Drift is a Sampling Error: SNR-Aware Power Distributions for Long-Horizon Robotic Planning
Abstract
Despite rapid progress in Vision-Language-Action (VLA) models for robotic control, instruction drift remains a persistent failure mode in long-horizon tasks. This paper reconceptualizes this phenomenon, positing that instruction drift is fundamentally a systematic sampling error: local greedy sampling is prone to collapsing into ''Negative Pivotal Windows''—irreversible local optima with high local probability that sever global success pathways. To address this, we propose \textbf{Context-Aware Power Sampling (CAPS)}, a training-free inference-time computation framework. CAPS leverages power distributions to sharpen global trajectory probabilities, effectively activating the model's implicit world model for lookahead planning. Furthermore, we introduce a metacognitive control mechanism based on Signal-to-Noise Ratio (SNR).

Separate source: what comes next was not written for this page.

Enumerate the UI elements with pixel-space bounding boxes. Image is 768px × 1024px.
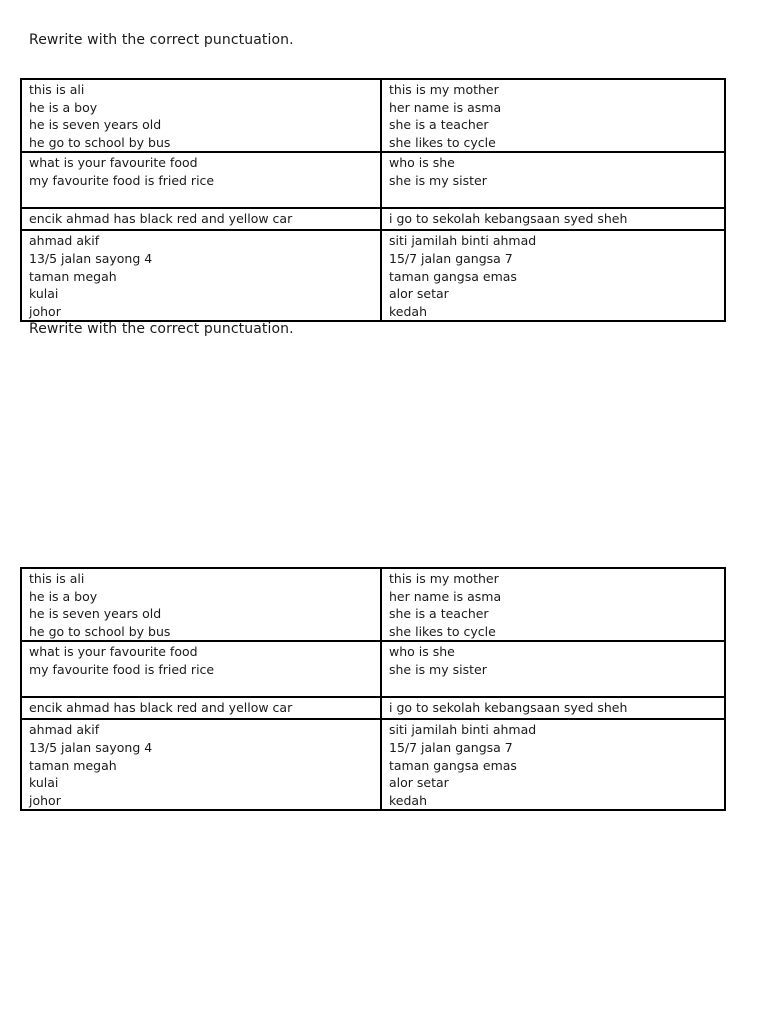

This mechanism triggers adaptive MCMC search solely when drift risk is detected, enabling a dynamic transition from ''intuitive fast thinking'' to ''rational slow search.'' Experiments on RoboTwin, Simpler-WindowX, and Libero-long benchmarks demonstrate that CAPS significantly outperforms SOTA baselines, such as OpenVLA and TACO, without parameter updates. These results confirm that adaptive inference-time computation is a potent pathway to enhancing embodied long-horizon robustness.